- A California court has ruled that Lido DAO and its governing members can be sued under Californian law
- The case could set precedent for how DAOs and their investors are held accountable under securities laws
- Lido DAO was sued in 2023 by Andrew Samuels over alleged securities infractions
A federal court has ruled that Lido DAO can be sued by several defendants and major venture capital firms who have accused it of securities law violations. The plaintiff, Andrew Samuels, alleges that the DAO’s cryptocurrency tokens were unregistered securities and seeks redress for his financial losses. While the court allowed claims against prominent investors like Andreessen Horowitz and Paradigm to move forward, it dismissed the claim against Robot Ventures due to insufficient allegations of their role in Lido DAO’s governance.

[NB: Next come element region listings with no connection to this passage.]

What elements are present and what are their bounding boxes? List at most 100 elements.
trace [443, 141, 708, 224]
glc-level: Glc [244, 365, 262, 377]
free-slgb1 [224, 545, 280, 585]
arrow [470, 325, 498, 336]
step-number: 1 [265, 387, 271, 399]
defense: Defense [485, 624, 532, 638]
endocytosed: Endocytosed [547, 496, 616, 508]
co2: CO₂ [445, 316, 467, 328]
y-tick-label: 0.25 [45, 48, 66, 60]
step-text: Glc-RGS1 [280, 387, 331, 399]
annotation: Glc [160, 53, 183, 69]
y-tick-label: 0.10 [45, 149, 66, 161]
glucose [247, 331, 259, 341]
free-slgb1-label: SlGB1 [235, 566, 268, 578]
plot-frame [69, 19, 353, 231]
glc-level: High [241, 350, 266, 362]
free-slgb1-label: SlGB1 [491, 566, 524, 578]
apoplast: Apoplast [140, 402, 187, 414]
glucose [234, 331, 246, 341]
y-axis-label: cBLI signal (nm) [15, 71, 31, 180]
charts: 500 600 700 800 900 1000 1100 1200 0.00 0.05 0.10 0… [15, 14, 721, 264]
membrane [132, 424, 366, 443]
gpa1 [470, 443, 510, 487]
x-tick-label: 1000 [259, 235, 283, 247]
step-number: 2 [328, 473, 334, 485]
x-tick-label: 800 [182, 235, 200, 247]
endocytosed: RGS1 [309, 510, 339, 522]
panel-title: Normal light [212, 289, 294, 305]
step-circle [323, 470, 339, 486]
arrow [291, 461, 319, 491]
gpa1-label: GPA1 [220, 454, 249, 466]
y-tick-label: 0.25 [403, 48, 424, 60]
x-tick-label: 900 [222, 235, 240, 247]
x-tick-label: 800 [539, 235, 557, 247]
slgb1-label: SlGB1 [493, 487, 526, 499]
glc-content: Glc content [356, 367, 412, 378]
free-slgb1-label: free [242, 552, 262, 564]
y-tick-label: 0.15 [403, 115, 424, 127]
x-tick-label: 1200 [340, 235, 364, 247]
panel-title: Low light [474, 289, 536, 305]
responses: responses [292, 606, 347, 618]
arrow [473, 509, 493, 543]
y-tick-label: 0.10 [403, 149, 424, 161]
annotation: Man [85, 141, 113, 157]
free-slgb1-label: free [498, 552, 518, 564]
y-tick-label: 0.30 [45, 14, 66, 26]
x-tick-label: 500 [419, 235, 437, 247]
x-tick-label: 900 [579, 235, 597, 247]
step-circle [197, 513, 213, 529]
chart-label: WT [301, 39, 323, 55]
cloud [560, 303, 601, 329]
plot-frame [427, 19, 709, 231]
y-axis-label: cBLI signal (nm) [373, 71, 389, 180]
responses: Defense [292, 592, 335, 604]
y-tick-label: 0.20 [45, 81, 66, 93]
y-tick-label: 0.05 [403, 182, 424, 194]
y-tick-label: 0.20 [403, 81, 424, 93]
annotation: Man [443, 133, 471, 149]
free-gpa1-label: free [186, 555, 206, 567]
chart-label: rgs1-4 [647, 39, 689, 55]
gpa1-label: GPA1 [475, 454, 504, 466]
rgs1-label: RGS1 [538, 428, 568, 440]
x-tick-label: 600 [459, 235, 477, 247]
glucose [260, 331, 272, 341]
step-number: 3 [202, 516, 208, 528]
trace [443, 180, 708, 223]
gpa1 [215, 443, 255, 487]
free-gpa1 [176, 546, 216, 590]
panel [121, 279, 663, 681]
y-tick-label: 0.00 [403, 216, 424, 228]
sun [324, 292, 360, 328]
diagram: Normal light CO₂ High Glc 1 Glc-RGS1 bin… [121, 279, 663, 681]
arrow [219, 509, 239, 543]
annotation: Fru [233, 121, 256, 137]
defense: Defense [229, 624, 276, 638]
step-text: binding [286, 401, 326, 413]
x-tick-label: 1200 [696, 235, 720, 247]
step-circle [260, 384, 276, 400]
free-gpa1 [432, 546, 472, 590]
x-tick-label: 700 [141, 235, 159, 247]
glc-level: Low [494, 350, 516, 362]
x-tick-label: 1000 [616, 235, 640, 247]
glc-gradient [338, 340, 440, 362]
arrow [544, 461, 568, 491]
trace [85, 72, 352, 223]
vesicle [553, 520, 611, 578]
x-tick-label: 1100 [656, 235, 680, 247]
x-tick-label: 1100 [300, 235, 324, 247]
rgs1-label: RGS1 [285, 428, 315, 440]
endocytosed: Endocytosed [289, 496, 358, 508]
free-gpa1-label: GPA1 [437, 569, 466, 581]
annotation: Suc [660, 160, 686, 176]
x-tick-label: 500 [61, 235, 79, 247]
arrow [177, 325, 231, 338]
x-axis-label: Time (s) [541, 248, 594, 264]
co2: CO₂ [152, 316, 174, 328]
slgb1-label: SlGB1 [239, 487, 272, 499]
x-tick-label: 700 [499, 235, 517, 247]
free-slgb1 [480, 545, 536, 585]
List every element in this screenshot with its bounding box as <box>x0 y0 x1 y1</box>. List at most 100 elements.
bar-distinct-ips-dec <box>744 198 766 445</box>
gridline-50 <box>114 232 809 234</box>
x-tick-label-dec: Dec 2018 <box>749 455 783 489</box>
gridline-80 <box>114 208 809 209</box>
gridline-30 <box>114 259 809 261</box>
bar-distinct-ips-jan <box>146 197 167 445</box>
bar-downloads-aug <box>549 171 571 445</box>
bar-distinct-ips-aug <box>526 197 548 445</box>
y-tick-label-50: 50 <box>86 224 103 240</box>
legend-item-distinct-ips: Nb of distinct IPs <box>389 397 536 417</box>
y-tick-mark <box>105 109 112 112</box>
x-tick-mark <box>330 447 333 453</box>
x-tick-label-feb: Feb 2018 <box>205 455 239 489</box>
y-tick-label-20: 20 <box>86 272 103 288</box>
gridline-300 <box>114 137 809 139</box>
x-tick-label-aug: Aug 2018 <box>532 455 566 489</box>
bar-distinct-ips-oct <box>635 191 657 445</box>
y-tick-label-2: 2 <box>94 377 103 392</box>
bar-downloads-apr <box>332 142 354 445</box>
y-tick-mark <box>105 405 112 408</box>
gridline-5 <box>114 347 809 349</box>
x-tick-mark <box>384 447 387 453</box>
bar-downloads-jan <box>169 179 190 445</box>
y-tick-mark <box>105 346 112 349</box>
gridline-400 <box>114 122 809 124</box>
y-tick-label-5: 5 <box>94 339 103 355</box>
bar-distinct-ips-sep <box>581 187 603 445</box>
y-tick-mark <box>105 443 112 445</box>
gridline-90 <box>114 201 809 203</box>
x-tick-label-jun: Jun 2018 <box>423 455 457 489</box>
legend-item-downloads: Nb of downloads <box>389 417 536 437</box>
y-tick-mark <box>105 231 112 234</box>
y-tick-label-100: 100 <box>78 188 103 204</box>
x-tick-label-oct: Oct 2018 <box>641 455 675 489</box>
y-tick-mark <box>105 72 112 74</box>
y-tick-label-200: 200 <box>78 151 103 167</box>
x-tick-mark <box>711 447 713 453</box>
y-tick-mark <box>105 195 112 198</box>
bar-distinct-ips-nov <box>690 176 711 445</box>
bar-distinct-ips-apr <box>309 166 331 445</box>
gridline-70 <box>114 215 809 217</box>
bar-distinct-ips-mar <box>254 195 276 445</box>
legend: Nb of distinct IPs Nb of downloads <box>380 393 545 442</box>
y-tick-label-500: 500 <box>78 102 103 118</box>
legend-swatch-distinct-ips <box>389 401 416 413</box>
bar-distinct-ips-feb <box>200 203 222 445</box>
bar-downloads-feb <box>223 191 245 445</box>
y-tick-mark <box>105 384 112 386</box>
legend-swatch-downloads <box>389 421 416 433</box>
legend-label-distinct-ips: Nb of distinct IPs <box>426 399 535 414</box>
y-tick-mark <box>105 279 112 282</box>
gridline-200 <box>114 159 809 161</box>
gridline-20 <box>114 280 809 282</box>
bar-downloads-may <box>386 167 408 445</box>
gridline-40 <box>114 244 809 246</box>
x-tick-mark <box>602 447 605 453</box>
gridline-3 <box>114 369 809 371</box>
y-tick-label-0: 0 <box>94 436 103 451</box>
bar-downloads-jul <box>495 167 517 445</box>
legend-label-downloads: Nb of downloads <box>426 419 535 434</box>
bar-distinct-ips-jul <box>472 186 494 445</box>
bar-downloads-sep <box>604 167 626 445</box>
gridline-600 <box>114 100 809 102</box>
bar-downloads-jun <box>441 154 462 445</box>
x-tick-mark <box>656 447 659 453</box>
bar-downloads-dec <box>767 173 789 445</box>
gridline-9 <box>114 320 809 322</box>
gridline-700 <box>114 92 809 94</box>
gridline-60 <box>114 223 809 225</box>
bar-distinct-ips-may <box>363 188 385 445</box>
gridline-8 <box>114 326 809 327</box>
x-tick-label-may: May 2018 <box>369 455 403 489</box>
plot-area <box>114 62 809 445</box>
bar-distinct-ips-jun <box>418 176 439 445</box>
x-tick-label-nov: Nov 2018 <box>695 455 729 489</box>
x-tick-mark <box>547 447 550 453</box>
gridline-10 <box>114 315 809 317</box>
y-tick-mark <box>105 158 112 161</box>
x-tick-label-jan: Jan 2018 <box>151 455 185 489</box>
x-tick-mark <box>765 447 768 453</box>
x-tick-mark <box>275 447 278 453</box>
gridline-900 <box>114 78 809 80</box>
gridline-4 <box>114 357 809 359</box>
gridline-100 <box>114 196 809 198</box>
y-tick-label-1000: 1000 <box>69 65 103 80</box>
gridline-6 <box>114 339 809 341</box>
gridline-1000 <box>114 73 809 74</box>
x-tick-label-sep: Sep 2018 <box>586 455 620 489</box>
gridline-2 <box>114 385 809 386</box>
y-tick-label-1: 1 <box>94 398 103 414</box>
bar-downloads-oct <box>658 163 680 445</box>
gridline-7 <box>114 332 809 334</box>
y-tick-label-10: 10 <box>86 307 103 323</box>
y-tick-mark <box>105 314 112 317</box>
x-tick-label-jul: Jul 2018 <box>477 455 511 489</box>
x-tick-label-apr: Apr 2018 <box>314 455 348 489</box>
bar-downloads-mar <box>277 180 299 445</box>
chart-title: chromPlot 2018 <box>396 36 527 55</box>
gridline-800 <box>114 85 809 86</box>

Samuels Blames DAO For Losses
Andrew Samuels filed this lawsuit in late 2023, alleging that Lido DAO—a decentralized autonomous organization operating on the Ethereum blockchain—violated federal securities laws by failing to register its cryptocurrency tokens. Samuels claims he incurred financial losses after purchasing Lido tokens, which he argues were unlawfully issued. The lawsuit also names key venture capital investors, including Paradigm, Andreessen Horowitz, and Dragonfly Digital Management, asserting that they share liability as partners in Lido DAO.
The court has described the case as a pivotal moment for understanding how decentralized financial structures might face liability under traditional legal frameworks, noting that the lawsuit “presents several new and important questions about the ability of people in the crypto world to inoculate themselves from liability.”
Big Names in the Firing Line
The court’s recent ruling denied dismissal motions filed by most defendants, finding sufficient allegations of their participation in Lido DAO’s governance to proceed with the claims. Paradigm and Andreessen Horowitz, for example, were cited for their “active contributions” to Lido’s operations and governance. The court noted that Paradigm had “influenced and guided the development” of the DAO, while Andreessen Horowitz publicly stated its intent to actively participate in governance.
However, the court granted Robot Ventures’ motion to dismiss, citing a lack of evidence that it played a meaningful role in managing the DAO. The court stated that while the investor’s financial involvement was clear, there was insufficient proof of direct governance activities.
This case could set significant legal precedent for DAOs, which are often structured to avoid traditional liabilities. The court’s ruling affirms that such entities and their investors can potentially be held liable as partnerships under state law if they actively manage or profit from the DAO’s operations.
“This case underscores the need for regulatory clarity in the cryptocurrency space,” the court observed, as it allowed most claims to proceed. Samuels’ suit remains ongoing and is expected to explore these issues further in future proceedings, potentially reshaping the legal landscape for DAOs and their investors.